Given two graphs $G=(V_1,E_1)$ and $H=(V_2,E_2)$, the tensor product of $G$ and $H$ is the graph $G \times H = (V,E)$, where $V=V_1 \times V_2$ is the Cartesian product of the $V_i$ and $ (u,v) \ E \ (u',v') \Leftrightarrow u E_1 u' \wedge v E_2 v'$.
Is anyone aware of a characterization of which $G,H$ give rise to a planar tensor product $G \times H$?
Yuichiro Fujiwara's comments seem to answer the question in full so I am making it an answer. I quote below from Kronecker products and local joins of graphs by M. Farzan and D. A. Waller, Can. J. Math. 29 (1977), 255–269.
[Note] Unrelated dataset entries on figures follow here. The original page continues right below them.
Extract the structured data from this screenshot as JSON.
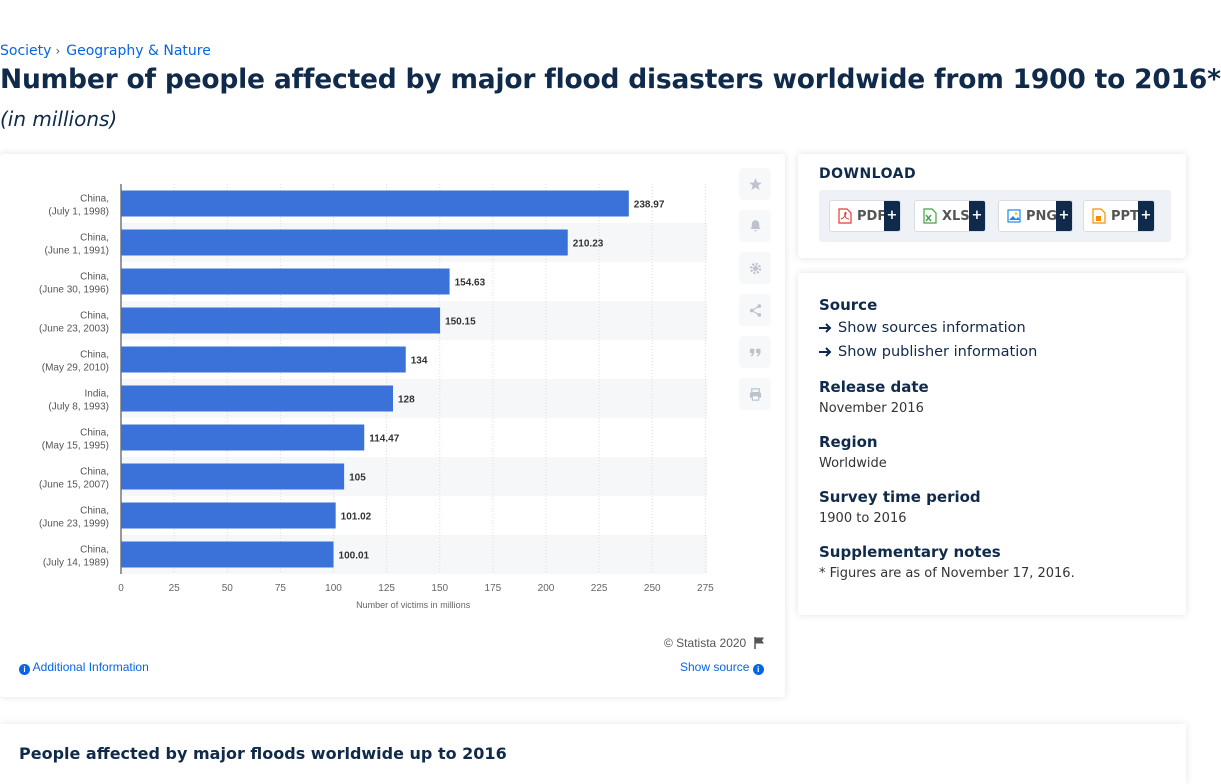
{
  "breadcrumb": {
    "items": [
      "Society",
      "Geography & Nature"
    ]
  },
  "page": {
    "title": "Number of people affected by major flood disasters worldwide from 1900 to 2016*",
    "subtitle": "(in millions)"
  },
  "chart_data": {
    "type": "bar",
    "orientation": "horizontal",
    "categories": [
      [
        "China,",
        "(July 1, 1998)"
      ],
      [
        "China,",
        "(June 1, 1991)"
      ],
      [
        "China,",
        "(June 30, 1996)"
      ],
      [
        "China,",
        "(June 23, 2003)"
      ],
      [
        "China,",
        "(May 29, 2010)"
      ],
      [
        "India,",
        "(July 8, 1993)"
      ],
      [
        "China,",
        "(May 15, 1995)"
      ],
      [
        "China,",
        "(June 15, 2007)"
      ],
      [
        "China,",
        "(June 23, 1999)"
      ],
      [
        "China,",
        "(July 14, 1989)"
      ]
    ],
    "values": [
      238.97,
      210.23,
      154.63,
      150.15,
      134,
      128,
      114.47,
      105,
      101.02,
      100.01
    ],
    "value_labels": [
      "238.97",
      "210.23",
      "154.63",
      "150.15",
      "134",
      "128",
      "114.47",
      "105",
      "101.02",
      "100.01"
    ],
    "xlabel": "Number of victims in millions",
    "ylabel": "",
    "xlim": [
      0,
      275
    ],
    "ticks": [
      0,
      25,
      50,
      75,
      100,
      125,
      150,
      175,
      200,
      225,
      250,
      275
    ],
    "grid": true,
    "bar_color": "#3b72d9"
  },
  "chart_footer": {
    "copyright": "© Statista 2020",
    "additional_info": "Additional Information",
    "show_source": "Show source"
  },
  "tools": [
    "star-icon",
    "bell-icon",
    "gear-icon",
    "share-icon",
    "quote-icon",
    "print-icon"
  ],
  "download": {
    "title": "DOWNLOAD",
    "buttons": [
      {
        "label": "PDF",
        "icon": "pdf-file-icon",
        "color": "#e53935"
      },
      {
        "label": "XLS",
        "icon": "xls-file-icon",
        "color": "#43a047"
      },
      {
        "label": "PNG",
        "icon": "png-file-icon",
        "color": "#1e88e5"
      },
      {
        "label": "PPT",
        "icon": "ppt-file-icon",
        "color": "#fb8c00"
      }
    ],
    "plus": "+"
  },
  "meta": {
    "source_label": "Source",
    "show_sources": "Show sources information",
    "show_publisher": "Show publisher information",
    "release_label": "Release date",
    "release_value": "November 2016",
    "region_label": "Region",
    "region_value": "Worldwide",
    "survey_label": "Survey time period",
    "survey_value": "1900 to 2016",
    "notes_label": "Supplementary notes",
    "notes_value": "* Figures are as of November 17, 2016."
  },
  "bottom": {
    "title": "People affected by major floods worldwide up to 2016"
  },
  "colors": {
    "accent": "#0666e5",
    "navy": "#0f2a4a",
    "bar": "#3b72d9"
  }
}
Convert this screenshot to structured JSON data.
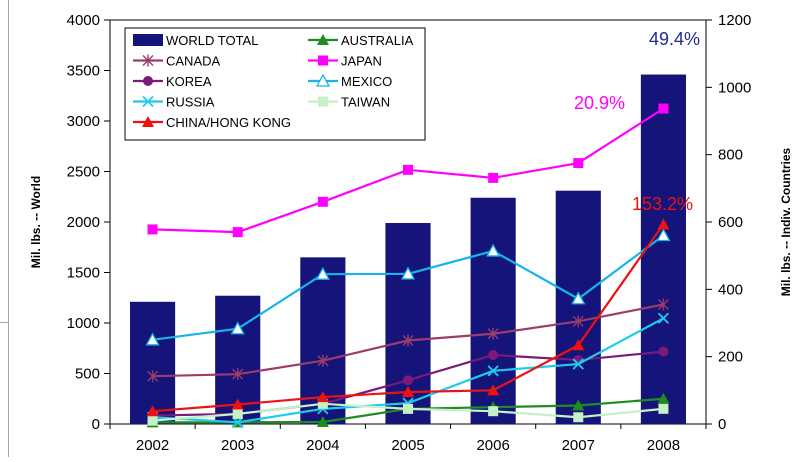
{
  "chart_data": {
    "type": "bar",
    "title": "",
    "xlabel": "",
    "ylabel": "Mil. lbs. -- World",
    "y2label": "Mil. lbs. -- Indiv. Countries",
    "ylim": [
      0,
      4000
    ],
    "y2lim": [
      0,
      1200
    ],
    "yticks": [
      0,
      500,
      1000,
      1500,
      2000,
      2500,
      3000,
      3500,
      4000
    ],
    "y2ticks": [
      0,
      200,
      400,
      600,
      800,
      1000,
      1200
    ],
    "categories": [
      "2002",
      "2003",
      "2004",
      "2005",
      "2006",
      "2007",
      "2008"
    ],
    "grid": false,
    "legend": "top-left",
    "bar_series": {
      "name": "WORLD TOTAL",
      "axis": "left",
      "color": "#14147a",
      "values": [
        1210,
        1270,
        1650,
        1990,
        2240,
        2310,
        3460
      ]
    },
    "line_series": [
      {
        "name": "AUSTRALIA",
        "axis": "right",
        "color": "#1e8c1e",
        "marker": "triangle",
        "values": [
          5,
          5,
          6,
          45,
          50,
          55,
          75
        ]
      },
      {
        "name": "CANADA",
        "axis": "right",
        "color": "#9b3c6a",
        "marker": "star",
        "values": [
          142,
          148,
          188,
          248,
          268,
          305,
          355
        ]
      },
      {
        "name": "JAPAN",
        "axis": "right",
        "color": "#ff00ff",
        "marker": "square",
        "values": [
          578,
          570,
          660,
          755,
          731,
          775,
          937
        ]
      },
      {
        "name": "KOREA",
        "axis": "right",
        "color": "#7b1a7b",
        "marker": "circle",
        "values": [
          25,
          30,
          60,
          130,
          205,
          190,
          215
        ]
      },
      {
        "name": "MEXICO",
        "axis": "right",
        "color": "#17b4ea",
        "marker": "triangle-open",
        "values": [
          250,
          283,
          445,
          446,
          514,
          372,
          560
        ]
      },
      {
        "name": "RUSSIA",
        "axis": "right",
        "color": "#1ecbea",
        "marker": "x",
        "values": [
          20,
          5,
          45,
          62,
          158,
          178,
          314
        ]
      },
      {
        "name": "TAIWAN",
        "axis": "right",
        "color": "#c7f0c7",
        "marker": "square",
        "values": [
          10,
          30,
          60,
          45,
          38,
          20,
          45
        ]
      },
      {
        "name": "CHINA/HONG KONG",
        "axis": "right",
        "color": "#ee1111",
        "marker": "triangle",
        "values": [
          38,
          58,
          80,
          95,
          100,
          234,
          593
        ]
      }
    ],
    "annotations": [
      {
        "text": "49.4%",
        "color": "#1f2c8f"
      },
      {
        "text": "20.9%",
        "color": "#ff00ff"
      },
      {
        "text": "153.2%",
        "color": "#ee1111"
      }
    ]
  }
}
By a 1-contraction of $G$ we mean the removal from $G$ of each vertex of degree 1 (and its incident edge).
5.3 THEOREM. Let $G_1$ and $G_2$ be connected graphs with more than four vertices. Then $G_1\times G_2$ is planar if and only if either
(i) one of the graphs is a path and the other one is 1-contractible to a path or a circuit, or
(ii) one of them is a circuit and the other is 1-contractible to a path.
This leaves open only the case in which at least one of the graphs has fewer than five vertices. Proposition 5.4, which I won't bother reproducing here, covers some of these cases. Beaudou et al. addresses the case $G=K_2$. A complete solution appears to be still an open problem.